Everyone is going out of their way to deny that any ethnically-based exchange of territory between Kosovo and Serbia is contemplated, a bad idea that would destabilize the region and help Vladimir Putin justify Russian aggression in Georgia, Moldova, and Ukraine. But that of course doesn’t mean someone won’t try to revive the zombie and repackage it as a Trump achievement. It would be consistent both with his pattern of being good to Putin and with his white nationalist inclinations. Prime Minister Hoti has pledged his government will oppose the idea. His thin majority in parliament would likely evaporate if he returned to Pristina trying to sell it.

There is little likelihood of a so-called “final” agreement that normalizes relations between Kosovo and Serbia through mutual diplomatic recognition, exchange of ambassadorial-level representatives, and membership for Kosovo in the United Nations. President Vucic has telegraphed that he is not prepared for anything big of this sort, despite the fact that he is in a strong political position at home and could likely do it with minimal and temporary political damage. Prime Minister Hoti insists that full normalization is the goal of the talks. He would be a historic figure in Kosovo if he could achieve normalization, but it doesn’t look likely during this visit to Washington. If it happens, I’ll be the first to applaud.

One important issue the President and Prime Minister have seemed ready to proceed on is missing people from the 1999 Kosovo war and its aftermath. The still unidentified whereabouts of the missing (bodies) is inexcusable. This should have been settled soon after the war. But better late than never, as it would give both Hoti and Vucic something their citizens would appreciate on returning from Washington.

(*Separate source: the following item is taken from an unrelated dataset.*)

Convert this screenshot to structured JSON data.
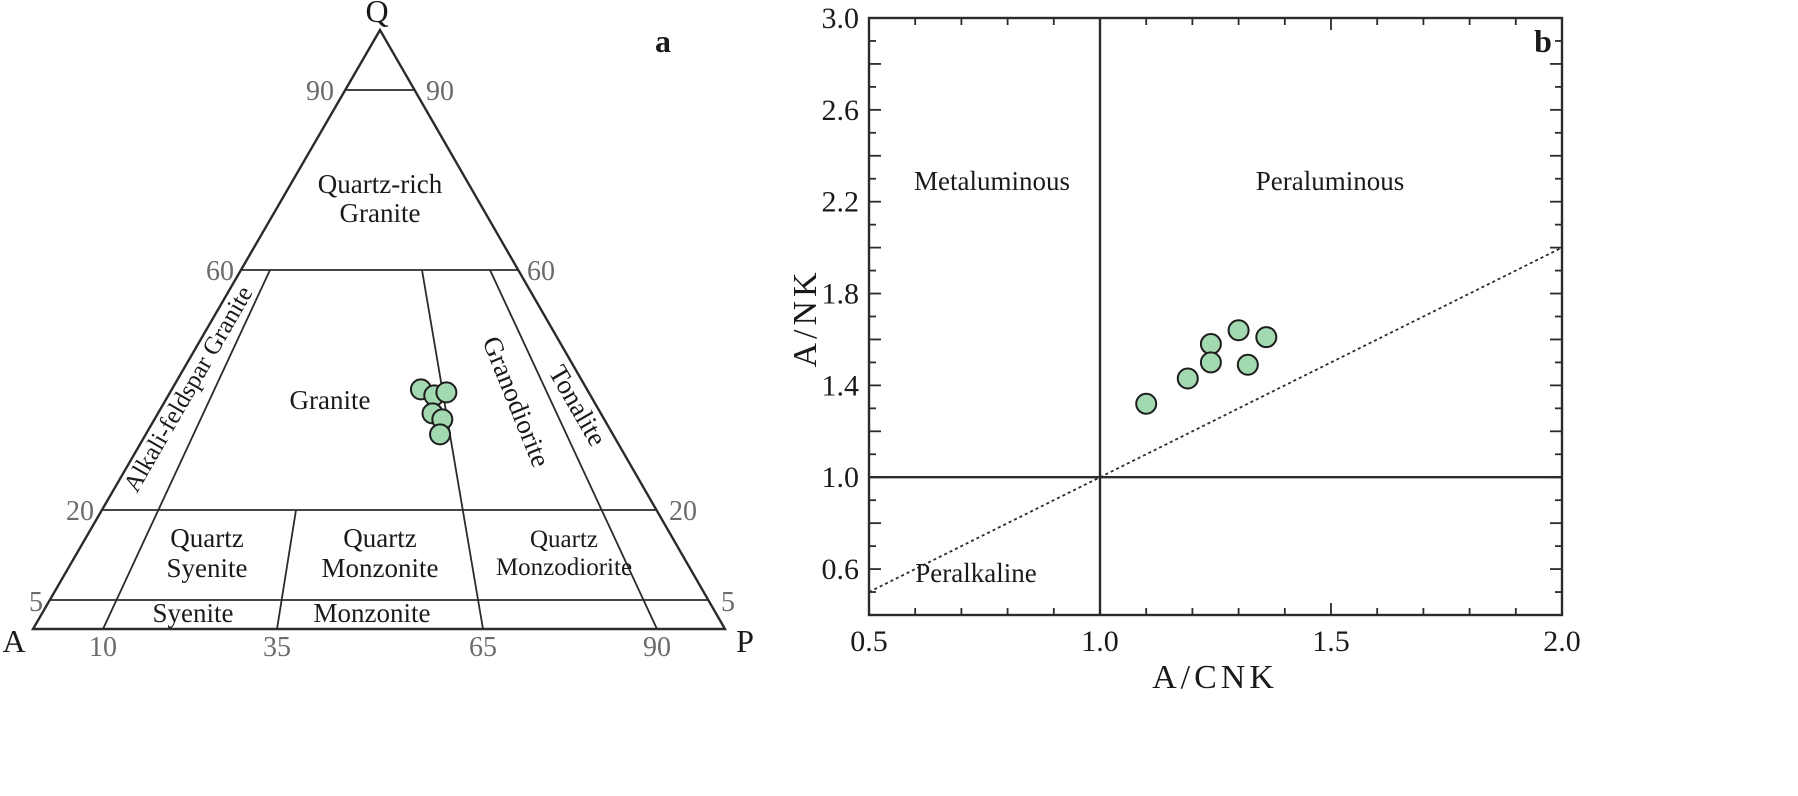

But that is not what Trump wants or needs. He is looking for a diplomatic triumph to parade in front of the American electorate. Few Americans care about the Balkans, but in our current highly polarized political scene a Rose Garden ceremony, which President Trump has promised if the two do something really good, might give the flagging Trump campaign a bit of a fillip. That is certainly what Grenell needs, if only for getting the next job he can fail at.